Il me regarda et me dit : "Vous êtes folle ! vous êtes tout à fait folle, ma pauvre enfant... Non, voyez-vous, il faut retourner au théâtre des Variétés et continuer à jouer la comédie, car jamais, vous entendez, jamais vous ne saurez chanter une chanson, et puis, ajouta-t-il, votre physique, votre tenue, votre marche, sont peut- être très bien pour "le théâtre", mais au café-concert il nous faut des femmes tout à fait différentes ; bref, ma chère Mademoiselle Guilbert, retournez vite au théâtre des Variétés."

Toute la nuit je pleurais... J'avais pendant ces cinq jours écrit des lettres désespérées à ma mère ; puis, comme je cherchais la vraie raison de mon insuccès, je me persuadais qu'il me manquait la chanson qui mît en lumière "ma fantaisie". Alors la dernière nuit, comme je ne pouvais pas dormir, tant j'étais énervée, je me mis à rimer quatre petits couplets sur le sujet suivant:

"Une jeune fille de bonne famille a bu une coupe de champagne au mariage de sa sœur... elle est gentiment grise et dit des tas de bêtises", et j'appelais ma petite chanson : La Pocharde.

La chanson finie, avec un refrain que je prévoyais très à effet, je me levais pour aller enfin prendre le train qui devait me ramener à Paris, je ne me doutais pas que moi-même je venais de commencer avec "La Pocharde" l'édifice de ma carrière !

Donc me voici en chemin de fer, mes 400 francs en poche.
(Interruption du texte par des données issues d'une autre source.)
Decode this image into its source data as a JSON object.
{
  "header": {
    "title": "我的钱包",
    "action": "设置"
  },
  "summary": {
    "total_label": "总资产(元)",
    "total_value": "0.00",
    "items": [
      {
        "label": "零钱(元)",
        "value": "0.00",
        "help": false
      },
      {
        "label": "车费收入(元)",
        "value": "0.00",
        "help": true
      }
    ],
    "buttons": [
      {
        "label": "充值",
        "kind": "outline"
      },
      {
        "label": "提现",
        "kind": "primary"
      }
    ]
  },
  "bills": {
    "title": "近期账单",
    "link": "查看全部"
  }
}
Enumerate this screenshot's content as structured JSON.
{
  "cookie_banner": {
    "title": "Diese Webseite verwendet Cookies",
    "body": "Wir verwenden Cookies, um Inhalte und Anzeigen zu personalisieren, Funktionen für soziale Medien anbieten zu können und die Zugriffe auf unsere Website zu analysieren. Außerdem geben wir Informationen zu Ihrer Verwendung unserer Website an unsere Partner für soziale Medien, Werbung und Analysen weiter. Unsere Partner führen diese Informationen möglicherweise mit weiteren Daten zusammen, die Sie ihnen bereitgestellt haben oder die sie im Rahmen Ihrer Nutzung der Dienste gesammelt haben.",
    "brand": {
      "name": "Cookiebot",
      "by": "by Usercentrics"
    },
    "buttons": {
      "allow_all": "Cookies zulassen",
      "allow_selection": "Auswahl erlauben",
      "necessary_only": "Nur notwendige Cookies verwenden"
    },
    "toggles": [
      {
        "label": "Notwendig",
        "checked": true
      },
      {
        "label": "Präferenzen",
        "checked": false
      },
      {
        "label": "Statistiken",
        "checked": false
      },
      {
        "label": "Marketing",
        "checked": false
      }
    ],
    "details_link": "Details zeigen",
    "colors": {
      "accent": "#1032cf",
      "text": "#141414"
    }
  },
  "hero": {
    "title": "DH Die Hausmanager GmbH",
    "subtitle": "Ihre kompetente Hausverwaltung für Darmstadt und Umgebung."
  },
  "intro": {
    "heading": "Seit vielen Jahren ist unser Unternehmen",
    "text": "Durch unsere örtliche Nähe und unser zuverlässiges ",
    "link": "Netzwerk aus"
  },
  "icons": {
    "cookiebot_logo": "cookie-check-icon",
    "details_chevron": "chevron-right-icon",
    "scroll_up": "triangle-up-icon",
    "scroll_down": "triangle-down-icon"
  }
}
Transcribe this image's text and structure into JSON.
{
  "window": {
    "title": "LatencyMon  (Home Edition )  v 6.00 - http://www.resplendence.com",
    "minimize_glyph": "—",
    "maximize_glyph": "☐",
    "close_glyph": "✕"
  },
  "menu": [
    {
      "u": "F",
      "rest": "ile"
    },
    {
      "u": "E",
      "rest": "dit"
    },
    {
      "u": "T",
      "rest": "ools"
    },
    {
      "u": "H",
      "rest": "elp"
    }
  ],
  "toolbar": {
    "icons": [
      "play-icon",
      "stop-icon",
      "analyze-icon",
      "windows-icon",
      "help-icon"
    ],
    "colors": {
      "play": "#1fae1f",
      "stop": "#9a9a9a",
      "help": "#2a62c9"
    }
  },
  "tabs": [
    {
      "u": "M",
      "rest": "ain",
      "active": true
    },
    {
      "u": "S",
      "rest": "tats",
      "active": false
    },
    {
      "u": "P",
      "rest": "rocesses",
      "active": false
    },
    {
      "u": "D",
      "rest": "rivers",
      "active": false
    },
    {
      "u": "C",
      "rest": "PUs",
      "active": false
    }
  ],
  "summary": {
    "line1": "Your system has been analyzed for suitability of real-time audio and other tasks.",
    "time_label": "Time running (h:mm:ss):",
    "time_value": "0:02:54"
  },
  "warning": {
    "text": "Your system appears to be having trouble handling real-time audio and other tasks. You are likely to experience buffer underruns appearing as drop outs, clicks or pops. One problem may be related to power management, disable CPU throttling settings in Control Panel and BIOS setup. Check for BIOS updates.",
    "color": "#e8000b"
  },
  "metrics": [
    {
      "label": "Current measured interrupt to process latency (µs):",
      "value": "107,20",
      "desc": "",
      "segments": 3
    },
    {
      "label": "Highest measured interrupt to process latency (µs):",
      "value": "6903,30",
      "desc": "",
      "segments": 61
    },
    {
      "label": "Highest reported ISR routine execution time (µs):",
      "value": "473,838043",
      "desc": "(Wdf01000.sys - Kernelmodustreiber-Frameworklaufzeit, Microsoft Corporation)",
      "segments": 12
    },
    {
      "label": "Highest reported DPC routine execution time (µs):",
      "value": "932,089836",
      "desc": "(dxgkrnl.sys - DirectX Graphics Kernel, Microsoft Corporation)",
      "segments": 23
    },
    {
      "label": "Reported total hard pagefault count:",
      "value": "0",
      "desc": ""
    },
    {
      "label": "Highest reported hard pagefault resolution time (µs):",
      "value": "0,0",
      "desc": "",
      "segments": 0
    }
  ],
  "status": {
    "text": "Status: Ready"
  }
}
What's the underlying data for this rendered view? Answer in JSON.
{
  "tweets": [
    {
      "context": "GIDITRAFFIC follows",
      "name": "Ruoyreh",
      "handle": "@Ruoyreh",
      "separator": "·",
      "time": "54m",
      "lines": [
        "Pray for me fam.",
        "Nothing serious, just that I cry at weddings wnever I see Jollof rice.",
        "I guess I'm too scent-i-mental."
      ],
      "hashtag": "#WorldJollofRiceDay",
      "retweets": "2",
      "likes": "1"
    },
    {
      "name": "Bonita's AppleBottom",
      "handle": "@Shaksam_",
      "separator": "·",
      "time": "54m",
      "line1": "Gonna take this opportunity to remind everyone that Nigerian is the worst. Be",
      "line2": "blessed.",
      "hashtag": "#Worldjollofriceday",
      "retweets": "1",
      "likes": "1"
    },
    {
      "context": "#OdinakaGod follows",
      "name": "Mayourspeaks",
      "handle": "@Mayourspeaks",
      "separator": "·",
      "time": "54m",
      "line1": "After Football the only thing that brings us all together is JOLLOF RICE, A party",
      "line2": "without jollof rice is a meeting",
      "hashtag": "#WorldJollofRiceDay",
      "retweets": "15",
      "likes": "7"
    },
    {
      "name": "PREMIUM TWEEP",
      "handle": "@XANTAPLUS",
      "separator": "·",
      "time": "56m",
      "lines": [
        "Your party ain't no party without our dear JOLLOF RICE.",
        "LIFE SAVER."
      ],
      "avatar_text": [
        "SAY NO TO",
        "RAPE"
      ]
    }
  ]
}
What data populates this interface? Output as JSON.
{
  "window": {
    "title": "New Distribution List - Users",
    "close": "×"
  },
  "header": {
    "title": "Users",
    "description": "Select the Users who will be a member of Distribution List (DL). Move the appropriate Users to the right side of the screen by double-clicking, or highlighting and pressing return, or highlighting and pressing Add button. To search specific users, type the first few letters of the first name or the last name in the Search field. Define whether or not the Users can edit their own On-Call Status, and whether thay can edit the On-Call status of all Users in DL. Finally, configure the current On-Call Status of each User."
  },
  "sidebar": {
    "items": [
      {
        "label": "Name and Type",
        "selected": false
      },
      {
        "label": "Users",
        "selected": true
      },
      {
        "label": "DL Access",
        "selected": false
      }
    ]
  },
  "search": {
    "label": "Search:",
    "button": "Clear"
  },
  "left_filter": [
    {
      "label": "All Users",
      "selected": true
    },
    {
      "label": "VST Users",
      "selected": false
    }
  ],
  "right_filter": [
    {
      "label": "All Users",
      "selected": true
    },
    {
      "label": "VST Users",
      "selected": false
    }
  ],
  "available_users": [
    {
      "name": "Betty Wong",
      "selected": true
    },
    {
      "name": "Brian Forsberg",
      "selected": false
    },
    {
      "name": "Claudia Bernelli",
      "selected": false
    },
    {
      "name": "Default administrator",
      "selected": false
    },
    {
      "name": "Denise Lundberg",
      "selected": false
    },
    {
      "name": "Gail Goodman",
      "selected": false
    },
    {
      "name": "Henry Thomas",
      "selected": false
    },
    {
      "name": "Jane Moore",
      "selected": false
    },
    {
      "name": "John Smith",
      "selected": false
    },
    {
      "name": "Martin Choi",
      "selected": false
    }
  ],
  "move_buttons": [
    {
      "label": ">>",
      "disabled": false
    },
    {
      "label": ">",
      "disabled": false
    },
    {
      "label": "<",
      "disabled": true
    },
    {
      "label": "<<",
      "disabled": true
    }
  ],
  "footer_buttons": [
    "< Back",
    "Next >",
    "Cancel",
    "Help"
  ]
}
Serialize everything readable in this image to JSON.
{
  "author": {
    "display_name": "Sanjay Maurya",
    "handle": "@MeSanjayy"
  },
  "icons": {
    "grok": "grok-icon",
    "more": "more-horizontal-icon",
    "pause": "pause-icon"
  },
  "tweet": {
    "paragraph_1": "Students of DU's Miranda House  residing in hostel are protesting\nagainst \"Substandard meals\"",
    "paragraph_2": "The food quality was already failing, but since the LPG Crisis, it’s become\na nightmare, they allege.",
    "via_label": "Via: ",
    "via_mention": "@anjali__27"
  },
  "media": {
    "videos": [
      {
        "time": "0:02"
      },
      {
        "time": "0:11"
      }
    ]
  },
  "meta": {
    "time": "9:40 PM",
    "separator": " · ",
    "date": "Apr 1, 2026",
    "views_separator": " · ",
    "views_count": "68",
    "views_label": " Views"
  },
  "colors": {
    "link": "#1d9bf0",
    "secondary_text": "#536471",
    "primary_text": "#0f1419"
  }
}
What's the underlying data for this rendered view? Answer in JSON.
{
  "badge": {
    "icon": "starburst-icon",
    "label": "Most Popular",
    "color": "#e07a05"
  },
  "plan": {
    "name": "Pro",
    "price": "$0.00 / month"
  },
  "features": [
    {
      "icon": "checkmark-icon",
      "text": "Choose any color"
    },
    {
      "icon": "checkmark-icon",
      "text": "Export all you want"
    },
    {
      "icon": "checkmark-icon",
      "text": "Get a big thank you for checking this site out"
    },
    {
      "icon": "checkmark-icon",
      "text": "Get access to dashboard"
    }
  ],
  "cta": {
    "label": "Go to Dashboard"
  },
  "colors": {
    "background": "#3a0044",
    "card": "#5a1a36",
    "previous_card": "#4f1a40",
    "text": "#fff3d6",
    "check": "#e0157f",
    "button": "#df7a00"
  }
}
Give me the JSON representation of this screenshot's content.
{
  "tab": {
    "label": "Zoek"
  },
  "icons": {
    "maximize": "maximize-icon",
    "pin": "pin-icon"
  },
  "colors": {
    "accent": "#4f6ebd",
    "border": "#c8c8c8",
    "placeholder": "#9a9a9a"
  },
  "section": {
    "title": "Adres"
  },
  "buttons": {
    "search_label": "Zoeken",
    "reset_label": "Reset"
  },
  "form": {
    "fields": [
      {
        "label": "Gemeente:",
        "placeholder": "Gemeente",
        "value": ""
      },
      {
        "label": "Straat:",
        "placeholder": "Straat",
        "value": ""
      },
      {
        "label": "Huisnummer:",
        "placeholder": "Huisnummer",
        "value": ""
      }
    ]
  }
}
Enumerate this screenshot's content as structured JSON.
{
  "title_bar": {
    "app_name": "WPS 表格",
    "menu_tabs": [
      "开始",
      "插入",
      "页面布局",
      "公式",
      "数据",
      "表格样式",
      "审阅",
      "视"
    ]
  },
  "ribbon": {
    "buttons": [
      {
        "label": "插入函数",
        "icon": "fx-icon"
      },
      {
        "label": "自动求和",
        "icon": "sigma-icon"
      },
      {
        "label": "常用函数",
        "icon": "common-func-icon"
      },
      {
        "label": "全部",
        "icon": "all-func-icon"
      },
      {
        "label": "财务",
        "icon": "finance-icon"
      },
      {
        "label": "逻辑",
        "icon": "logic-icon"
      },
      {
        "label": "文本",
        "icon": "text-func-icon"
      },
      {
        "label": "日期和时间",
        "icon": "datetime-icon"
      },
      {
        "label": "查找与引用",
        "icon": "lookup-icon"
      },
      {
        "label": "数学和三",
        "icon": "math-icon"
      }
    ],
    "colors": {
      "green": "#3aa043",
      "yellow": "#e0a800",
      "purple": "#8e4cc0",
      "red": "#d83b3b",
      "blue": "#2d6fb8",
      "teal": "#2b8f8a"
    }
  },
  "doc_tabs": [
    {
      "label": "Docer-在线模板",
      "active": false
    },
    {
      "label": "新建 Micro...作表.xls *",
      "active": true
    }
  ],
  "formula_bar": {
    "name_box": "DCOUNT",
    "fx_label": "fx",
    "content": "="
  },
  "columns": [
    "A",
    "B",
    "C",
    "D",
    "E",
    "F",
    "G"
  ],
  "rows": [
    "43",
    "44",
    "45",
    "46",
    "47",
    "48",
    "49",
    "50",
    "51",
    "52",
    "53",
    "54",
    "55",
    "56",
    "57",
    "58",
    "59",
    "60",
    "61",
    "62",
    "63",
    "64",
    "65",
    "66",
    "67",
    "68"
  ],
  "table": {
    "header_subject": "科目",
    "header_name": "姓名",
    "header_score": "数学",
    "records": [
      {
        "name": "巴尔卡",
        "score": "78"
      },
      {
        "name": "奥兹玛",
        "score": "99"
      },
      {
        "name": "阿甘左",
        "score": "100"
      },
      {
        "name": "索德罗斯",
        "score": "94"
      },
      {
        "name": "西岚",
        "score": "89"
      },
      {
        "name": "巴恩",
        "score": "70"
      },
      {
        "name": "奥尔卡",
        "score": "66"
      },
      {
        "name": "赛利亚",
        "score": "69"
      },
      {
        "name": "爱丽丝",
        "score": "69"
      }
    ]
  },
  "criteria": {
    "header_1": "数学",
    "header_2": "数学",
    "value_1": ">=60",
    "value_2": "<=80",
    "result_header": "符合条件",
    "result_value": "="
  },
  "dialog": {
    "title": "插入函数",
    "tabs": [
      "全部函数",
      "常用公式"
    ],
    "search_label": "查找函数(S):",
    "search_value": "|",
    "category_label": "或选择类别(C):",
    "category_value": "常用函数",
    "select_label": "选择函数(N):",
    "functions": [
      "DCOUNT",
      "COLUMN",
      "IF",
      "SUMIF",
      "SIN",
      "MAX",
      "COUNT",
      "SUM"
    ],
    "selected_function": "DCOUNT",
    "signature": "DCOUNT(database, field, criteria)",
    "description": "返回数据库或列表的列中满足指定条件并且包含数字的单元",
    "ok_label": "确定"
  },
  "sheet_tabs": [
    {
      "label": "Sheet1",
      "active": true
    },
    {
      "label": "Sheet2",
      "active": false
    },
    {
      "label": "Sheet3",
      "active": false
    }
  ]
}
Mais arrivée à Paris, en donnant mon billet, je constate avec de grosses larmes qu'on m'a volé mon argent dans ma poche ! Imaginez-vous mon désespoir ? Je rentrai chez ma mère brisée de chagrin, de découragement, et sans le sou. Toutefois, pour mes prochains débuts à l' Eldorado, je me remis à étudier mes pauvres chansons, quand un jour ma mère qui m'écoutait me dit soudain

- Écoute, ma chérie, je crois que tu ferais vraiment mieux de retourner à la comédie... Je t'écoute depuis des jours et des jours, et je t'assure que tu es à côté de la vérité..." Et elle me citait des noms de chanteuses, Thérésa, Amiati, Duparc, qui, me disait-elle, avaient de la voix, et quelque chose enfin que je n'avais pas... que je n'aurais jamais, jamais ! Pour quarante-huit heures, cette fois, je fus assommée. Mais ma volonté, ma force de résistance formidable me firent reprendre courage. Oui, oui, tous, tous, ils pouvaient ne pas comprendre... Mais moi, je savais, je savais, que J'ÉTAIS PLUS INTELLIGENTE qu'eux, et que je deviendrais ce que je voulais être !

Oui... c'était mon intelligence qui, sans cesse, venait raccommoder les débris de mon cher courage mis en pièces.

Je suis plus intelligente... Je suis plus intelligente... et, à force de me le répéter, je le croyais !

C'était peut-être bien orgueilleux !... Mais tout de même, onze mois après je revenais à Lyon, au même Casino, et j'y gagnais 1.200 francs par soirée ! Alors ? ce n'était peut-être pas si bête de me croire intelligente  ...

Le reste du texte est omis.